Summary of study assessments.
| Assessed every study day | Assessed on days 1, 3, 5, and/or final study daya |
|---|---|
| No. of nVNS doses administered | PaO2/FiO2 |
| Dyspnea (yes/no) | Cytokines (TNF-α, IL-6, IL-1β) |
| Oxygen saturation | Procalcitonin |
| ICU admission (yes/no) | CRP |
| Need for ventilation (yes/no) | D-dimer |
| Survival (yes/no) | CBC (absolute lymphocytes, white blood cell count) |
| Discharged (yes/no) | Coagulation |
| Blood pressure | SAA |
| Adverse events | Ferritin |
| Haptoglobin |
a
The final study day was the day of discharge from the hospital, referral to the ICU, start of mechanical ventilation, or study withdrawal for each participant.

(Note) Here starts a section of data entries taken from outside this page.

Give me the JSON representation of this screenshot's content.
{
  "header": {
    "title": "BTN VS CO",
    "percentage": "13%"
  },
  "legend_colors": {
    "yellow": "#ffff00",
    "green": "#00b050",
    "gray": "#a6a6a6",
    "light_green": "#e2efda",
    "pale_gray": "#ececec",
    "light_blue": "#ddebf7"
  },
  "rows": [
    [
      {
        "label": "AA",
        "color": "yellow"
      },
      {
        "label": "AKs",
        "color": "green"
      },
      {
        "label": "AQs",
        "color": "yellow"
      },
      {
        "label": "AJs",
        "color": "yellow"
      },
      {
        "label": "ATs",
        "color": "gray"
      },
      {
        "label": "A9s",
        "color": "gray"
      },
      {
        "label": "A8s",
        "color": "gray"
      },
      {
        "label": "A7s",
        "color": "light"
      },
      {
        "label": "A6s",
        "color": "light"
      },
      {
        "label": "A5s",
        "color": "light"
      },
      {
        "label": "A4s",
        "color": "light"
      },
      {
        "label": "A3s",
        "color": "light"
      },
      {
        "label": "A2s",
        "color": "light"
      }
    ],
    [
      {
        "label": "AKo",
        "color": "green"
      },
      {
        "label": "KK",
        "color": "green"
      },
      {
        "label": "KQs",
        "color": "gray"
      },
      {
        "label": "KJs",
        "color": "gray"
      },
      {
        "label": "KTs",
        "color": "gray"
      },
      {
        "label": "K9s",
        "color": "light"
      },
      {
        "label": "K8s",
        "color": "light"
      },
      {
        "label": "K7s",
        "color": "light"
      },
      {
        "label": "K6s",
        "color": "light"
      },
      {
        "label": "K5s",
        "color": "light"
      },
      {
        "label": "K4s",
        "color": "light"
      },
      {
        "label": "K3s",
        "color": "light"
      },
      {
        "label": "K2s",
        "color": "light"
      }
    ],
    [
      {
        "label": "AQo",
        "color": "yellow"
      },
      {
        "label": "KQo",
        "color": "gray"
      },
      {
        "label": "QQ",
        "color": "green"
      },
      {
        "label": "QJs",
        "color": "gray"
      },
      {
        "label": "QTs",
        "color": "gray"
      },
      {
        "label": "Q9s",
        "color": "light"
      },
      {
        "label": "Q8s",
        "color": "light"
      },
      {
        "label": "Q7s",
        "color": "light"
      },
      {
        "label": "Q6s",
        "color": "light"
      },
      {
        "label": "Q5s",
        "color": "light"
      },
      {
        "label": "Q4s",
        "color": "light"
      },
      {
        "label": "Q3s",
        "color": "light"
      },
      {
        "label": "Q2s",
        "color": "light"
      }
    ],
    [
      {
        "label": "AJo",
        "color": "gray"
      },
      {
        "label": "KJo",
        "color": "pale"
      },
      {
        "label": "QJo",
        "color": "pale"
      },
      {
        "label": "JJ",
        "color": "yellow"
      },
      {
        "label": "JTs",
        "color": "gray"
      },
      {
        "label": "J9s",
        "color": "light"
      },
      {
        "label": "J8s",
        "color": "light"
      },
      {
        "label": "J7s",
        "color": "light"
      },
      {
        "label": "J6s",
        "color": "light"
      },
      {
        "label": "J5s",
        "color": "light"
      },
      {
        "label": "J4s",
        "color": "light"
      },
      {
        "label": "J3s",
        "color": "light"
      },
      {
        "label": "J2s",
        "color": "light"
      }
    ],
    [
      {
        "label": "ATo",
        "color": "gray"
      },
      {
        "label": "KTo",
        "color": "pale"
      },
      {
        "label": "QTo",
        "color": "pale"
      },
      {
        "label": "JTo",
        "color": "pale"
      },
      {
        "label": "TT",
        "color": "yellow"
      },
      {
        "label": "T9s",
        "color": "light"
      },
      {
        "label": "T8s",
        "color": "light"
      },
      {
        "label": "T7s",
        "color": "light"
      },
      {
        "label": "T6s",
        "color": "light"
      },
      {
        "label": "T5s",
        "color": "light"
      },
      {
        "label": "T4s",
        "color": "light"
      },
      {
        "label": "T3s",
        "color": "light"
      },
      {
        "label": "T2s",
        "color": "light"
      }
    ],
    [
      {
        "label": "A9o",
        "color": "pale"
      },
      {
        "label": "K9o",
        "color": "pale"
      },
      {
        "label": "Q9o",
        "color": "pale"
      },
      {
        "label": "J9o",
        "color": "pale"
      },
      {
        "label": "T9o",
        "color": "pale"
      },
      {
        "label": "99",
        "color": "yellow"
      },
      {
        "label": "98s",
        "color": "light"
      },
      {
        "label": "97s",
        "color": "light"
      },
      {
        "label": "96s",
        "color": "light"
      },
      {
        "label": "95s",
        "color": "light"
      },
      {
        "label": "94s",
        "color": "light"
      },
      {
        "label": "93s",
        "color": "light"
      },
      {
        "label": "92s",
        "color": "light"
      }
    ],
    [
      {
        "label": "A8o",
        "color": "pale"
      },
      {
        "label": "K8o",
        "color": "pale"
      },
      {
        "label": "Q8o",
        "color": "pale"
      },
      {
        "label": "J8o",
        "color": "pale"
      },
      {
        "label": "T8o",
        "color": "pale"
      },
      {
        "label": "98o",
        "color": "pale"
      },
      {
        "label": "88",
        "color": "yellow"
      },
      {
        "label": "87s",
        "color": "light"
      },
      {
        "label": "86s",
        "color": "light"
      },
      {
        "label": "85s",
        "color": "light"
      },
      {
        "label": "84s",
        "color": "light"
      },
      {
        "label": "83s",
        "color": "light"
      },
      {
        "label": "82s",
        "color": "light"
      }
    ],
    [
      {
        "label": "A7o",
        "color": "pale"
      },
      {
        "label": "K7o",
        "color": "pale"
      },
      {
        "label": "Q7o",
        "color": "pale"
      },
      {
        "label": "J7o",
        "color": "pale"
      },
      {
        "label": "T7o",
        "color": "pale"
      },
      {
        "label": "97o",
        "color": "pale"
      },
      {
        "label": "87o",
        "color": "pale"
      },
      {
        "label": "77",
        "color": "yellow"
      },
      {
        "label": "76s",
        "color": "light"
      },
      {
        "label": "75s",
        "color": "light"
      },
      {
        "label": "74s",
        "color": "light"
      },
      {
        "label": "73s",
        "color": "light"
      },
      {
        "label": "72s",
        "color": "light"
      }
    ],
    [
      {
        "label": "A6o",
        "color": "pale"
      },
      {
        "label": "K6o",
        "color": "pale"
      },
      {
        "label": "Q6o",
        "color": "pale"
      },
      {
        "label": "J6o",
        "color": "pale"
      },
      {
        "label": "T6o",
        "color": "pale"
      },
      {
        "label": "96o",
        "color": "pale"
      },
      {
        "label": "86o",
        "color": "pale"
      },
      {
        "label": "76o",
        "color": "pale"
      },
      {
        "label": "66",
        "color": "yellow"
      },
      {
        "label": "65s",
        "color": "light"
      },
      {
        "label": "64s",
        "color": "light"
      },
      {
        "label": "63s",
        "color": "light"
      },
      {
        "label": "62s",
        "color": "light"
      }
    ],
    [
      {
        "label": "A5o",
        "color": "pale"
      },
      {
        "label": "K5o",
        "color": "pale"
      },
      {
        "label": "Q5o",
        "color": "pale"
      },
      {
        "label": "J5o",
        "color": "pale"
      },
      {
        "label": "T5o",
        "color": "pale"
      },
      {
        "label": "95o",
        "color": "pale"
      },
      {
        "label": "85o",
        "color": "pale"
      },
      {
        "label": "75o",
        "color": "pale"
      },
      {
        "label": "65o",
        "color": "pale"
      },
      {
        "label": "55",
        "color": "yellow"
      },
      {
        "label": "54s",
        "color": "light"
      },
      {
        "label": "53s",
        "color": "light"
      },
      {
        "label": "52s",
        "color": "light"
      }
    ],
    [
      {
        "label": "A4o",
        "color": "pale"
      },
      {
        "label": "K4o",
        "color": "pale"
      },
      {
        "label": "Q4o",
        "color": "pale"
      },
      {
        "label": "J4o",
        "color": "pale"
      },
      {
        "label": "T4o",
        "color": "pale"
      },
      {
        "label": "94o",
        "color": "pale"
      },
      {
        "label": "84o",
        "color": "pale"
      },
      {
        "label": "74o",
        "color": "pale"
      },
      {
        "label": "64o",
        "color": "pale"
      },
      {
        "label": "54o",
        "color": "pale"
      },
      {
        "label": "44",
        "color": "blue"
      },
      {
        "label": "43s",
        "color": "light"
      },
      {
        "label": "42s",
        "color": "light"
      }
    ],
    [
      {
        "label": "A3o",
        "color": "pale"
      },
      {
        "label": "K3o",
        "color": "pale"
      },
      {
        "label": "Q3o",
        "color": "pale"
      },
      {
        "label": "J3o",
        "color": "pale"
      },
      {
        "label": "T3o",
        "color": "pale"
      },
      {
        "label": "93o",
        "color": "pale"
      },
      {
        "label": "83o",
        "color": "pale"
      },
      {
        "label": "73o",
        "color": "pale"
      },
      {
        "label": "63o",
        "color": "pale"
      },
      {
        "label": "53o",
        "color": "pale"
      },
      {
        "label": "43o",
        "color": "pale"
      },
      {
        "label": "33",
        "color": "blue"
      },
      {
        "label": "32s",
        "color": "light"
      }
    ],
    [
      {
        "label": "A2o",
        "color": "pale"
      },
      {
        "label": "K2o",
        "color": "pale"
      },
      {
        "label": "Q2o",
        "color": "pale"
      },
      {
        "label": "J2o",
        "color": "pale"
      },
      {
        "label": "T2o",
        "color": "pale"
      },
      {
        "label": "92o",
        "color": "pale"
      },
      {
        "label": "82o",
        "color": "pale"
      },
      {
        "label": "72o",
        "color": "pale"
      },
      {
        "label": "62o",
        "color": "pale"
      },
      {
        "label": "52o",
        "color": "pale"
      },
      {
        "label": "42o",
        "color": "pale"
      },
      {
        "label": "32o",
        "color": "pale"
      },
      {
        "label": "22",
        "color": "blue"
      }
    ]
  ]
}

CBC, complete blood count; CRP, C-reactive protein; FiO2, fraction of inspired oxygen; IL, interleukin; ICU, intensive care unit; nVNS, non-invasive vagus nerve stimulation; PaO2, partial pressure of oxygen; SAA, serum amyloid A; SaO2, oxygen saturation; TNF, tumor necrosis factor.